Here's a new managed card provider from Patrick Patterson at Carillon Information Security Inc. With commendable understatement, Patrick writes:
I just thought that you'd like to know about a demonstration STS for issuing managed infocards that we've just finished.It's written in PHP, backends into either a database or LDAP, and is easily customizable to accommodate custom claims.
And, since it is written in PHP, it is easily deployable for those that want to experiment with a CardSpace STS, but who may not have either a JSP server to deploy one of the other Java based implementations, or an IIS .NET server to experiment with the one Microsoft has provided.
It is available here.
I'm a sucker for PHP and Ruby on Rails, so I love seeing this support. Beyond that, I'm interested in Carillon's support for certificates.
What is it?
The Carillon STS is a PHP-based Federated Identity Provider (IdP) which is capable of acting as a Secure Token Service (STS) compatible with Windows CardSpace and other “infocard” implementations. It has been successfully tested with CardSpace, as well as with Chuck Mortimore's Firefox identity selector plugin.

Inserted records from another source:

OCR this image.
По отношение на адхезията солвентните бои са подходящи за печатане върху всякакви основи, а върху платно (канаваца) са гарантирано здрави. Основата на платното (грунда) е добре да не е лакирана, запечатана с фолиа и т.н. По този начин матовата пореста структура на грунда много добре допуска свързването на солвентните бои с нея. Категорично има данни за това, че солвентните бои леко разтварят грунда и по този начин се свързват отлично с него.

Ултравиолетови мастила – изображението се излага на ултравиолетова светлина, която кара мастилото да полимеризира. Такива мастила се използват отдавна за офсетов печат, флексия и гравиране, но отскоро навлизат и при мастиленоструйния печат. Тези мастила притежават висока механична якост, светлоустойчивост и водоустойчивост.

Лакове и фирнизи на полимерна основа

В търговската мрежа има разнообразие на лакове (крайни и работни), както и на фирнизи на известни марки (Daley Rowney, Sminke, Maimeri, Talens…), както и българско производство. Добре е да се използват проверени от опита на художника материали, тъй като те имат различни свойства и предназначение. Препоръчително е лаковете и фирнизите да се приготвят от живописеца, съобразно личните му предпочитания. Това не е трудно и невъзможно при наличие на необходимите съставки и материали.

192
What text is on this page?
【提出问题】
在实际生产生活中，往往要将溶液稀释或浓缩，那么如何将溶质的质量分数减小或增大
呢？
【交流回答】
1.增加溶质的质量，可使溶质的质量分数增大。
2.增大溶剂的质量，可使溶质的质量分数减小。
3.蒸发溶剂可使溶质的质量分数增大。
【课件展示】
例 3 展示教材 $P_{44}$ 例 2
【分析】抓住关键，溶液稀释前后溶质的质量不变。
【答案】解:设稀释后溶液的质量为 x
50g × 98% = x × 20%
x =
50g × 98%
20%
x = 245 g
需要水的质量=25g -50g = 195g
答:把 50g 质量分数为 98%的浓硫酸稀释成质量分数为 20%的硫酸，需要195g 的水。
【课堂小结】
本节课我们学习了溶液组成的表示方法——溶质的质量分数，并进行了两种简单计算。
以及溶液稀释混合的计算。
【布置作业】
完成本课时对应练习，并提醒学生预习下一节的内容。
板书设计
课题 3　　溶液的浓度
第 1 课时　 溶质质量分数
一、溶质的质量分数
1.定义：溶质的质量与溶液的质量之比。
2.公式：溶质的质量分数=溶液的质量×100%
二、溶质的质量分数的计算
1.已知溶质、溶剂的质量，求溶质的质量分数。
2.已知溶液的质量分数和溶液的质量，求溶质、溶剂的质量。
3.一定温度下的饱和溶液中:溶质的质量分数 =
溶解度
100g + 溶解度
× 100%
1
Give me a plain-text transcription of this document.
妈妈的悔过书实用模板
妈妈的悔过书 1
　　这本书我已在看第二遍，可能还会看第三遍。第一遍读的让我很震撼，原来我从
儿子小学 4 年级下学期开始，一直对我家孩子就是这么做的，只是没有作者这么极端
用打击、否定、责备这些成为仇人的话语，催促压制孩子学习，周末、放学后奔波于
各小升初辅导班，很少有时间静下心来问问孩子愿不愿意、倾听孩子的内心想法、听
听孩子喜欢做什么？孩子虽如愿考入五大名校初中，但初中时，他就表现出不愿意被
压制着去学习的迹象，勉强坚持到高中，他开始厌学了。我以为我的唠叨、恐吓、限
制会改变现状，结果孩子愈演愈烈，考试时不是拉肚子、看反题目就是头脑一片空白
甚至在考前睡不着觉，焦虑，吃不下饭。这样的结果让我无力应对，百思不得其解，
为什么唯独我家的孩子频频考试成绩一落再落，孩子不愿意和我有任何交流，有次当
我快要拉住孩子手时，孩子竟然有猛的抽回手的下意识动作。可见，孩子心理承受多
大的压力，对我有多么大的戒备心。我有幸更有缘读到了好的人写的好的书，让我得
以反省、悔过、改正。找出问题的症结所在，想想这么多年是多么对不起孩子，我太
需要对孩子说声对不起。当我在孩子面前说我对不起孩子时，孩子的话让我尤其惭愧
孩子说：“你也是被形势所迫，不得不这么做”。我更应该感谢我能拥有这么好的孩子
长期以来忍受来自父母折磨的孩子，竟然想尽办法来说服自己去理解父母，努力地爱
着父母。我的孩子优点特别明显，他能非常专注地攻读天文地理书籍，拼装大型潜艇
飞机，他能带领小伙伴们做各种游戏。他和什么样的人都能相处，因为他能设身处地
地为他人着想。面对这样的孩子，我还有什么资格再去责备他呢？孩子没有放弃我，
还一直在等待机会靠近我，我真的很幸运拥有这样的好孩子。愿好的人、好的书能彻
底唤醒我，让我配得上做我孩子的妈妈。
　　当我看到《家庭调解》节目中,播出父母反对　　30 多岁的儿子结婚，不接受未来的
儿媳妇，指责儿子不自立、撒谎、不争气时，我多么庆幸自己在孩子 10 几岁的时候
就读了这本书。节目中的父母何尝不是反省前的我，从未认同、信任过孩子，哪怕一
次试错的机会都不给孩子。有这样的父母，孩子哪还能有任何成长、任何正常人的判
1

Once installed and configured, the Carillon STS allows a user to authenticate himself, either by password or by X.509 certificate, whereupon he is issued a digitally signed infocard containing some standard identity claims and optionally some customizable identity claims. When he presents this infocard to a Relying Party's (RP's) site, his browser's identity selector requests a SAML token from the Carillon STS. If the authentication information is still valid, a digitally signed token will be issued with the various claims asserted. The browser takes this token, checks the digital signature, encrypts it for the RP, and passes it along. It is the RP's responsibility to decrypt the SAML token, check the digital signature, check the asserted claims, and make an access decision based on this information.
This project has been tested with available releases of Windows CardSpace and the Firefox identity selector plugin. There are several Relying Party (RP) sites on the web to test against; in particular, the xmldap.org RP is able to consume Carillon STS infocards and display their contents.
Version 0.01 is the initial release of the Carillon STS. It is presently under active development.
The Carillon Demo STS is free software; you can redistribute it and/or modify it under the terms of the GNU General Public License as published by the Free Software Foundation; either version 2 of the License, or (at your option) any later version.
This program is distributed in the hope that it will be useful, but WITHOUT ANY WARRANTY; without even the implied warranty of MERCHANTABILITY or FITNESS FOR A PARTICULAR PURPOSE. See the GNU General Public License for more details.
Carillon Demo STS is Copyright © 2007 Carillon Information Security Inc.
Note: Please hold down the SHIFT key while clicking on package you want to download to avoid file corruption.
I hope to meet Carillon at the next Interopathon. It's really awe-inspiring to see this level of Information Card expertise developing spontaneously in the security and identity communities. Congratulations, folks!